As many might be aware, the Fedora packaging committee has periodically taken
up the issue of using tilde Version:. And I've been putting in a load of
effort trying to come up with a consistent scheme which actually covers the
range of cases that our current scheme does.
One thing I've run into is that tilde is one of a pair of operators you
actually need to implement a scheme which consistently places information about
snapshots into the Version: field. If you use tilde, you can (and in some
cases must) move prerelease information on snapshots into Version:, but
information on post-release snapshots has to stay in Release: because you
cannot know what upstream will call the next version.
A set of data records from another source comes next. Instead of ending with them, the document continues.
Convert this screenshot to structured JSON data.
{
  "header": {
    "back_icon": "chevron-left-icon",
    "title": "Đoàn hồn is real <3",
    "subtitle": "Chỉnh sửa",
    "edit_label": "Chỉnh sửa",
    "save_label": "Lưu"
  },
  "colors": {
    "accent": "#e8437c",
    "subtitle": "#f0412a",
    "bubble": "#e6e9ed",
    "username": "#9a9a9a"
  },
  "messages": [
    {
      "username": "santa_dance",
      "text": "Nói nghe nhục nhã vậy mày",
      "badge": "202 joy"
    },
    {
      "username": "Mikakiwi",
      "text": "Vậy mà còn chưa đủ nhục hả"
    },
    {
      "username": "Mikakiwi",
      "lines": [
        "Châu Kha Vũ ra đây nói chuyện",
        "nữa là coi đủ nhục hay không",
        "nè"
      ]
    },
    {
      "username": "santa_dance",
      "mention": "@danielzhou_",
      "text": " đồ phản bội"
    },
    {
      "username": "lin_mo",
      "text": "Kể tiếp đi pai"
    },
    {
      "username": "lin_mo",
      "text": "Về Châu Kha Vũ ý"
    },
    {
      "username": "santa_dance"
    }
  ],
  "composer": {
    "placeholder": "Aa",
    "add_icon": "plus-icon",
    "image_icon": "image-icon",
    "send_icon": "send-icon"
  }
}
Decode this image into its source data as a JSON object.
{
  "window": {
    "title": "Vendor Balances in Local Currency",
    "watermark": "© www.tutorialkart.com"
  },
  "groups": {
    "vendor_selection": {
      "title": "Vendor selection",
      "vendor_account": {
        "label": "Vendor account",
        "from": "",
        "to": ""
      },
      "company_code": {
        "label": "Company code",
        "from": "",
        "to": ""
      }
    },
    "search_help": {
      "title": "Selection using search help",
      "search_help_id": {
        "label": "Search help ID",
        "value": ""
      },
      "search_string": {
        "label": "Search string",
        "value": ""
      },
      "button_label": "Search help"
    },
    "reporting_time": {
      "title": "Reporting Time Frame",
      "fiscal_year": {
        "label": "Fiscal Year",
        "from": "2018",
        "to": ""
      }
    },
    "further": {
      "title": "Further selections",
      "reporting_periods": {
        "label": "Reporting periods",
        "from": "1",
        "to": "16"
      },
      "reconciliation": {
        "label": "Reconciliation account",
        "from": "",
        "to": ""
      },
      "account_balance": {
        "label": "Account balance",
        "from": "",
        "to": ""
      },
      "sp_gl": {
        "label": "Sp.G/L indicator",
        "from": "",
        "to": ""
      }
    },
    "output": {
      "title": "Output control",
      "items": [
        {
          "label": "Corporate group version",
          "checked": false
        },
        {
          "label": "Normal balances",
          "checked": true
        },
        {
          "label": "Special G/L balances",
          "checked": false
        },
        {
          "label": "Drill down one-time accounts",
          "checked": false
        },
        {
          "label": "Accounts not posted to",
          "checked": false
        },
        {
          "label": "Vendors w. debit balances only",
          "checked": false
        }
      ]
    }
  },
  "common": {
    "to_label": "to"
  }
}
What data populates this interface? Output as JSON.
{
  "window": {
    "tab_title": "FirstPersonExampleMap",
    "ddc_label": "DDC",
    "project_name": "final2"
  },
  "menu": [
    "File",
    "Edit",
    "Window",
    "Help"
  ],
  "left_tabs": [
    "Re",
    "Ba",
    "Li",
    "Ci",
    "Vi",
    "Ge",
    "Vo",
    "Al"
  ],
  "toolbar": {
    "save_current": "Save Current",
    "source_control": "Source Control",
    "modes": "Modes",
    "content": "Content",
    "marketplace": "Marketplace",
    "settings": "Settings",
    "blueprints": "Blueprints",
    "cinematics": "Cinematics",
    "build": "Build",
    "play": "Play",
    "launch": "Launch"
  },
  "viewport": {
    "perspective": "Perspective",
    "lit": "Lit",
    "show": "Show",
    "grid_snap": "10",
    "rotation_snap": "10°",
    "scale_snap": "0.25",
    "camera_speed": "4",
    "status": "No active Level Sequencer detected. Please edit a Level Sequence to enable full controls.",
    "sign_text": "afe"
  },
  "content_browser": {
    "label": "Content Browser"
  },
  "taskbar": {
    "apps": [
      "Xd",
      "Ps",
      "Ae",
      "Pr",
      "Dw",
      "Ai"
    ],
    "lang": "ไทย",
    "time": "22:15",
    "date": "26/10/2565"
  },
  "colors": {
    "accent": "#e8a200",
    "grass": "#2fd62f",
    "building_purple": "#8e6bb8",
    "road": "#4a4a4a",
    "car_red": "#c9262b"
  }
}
So you can't do `3.2 < 3.2(snapshot) < 3.2.1` because there's nothing you can
fill in for `(snapshot)`. In my exposition for this I had mentioned a mythical
operator '?' or '+' or something which did this. Turns out this PR provides
exactly that, calling it '^'.
I first mentioned this in the context of the work I'm doing in
https://pagure.io/packaging-committee/issue/398#comment-540026 and also in my
notes for the use of tilde in
https://fedoraproject.org/wiki/User:Tibbs/TildeVersioning#Conceptual_issues_with_tilde
@pmatilai also indirectly mentions this in
https://pagure.io/packaging-committee/issue/398#comment-540133 and mentions
that it can be hacked around by adding random zeroes. Though in reality, you
would have to add multiple zeroes to truly avoid conflicts.
So, while lack of this isn't going to stop the current effort to implement
tilde, it would certainly simplify things if we had it.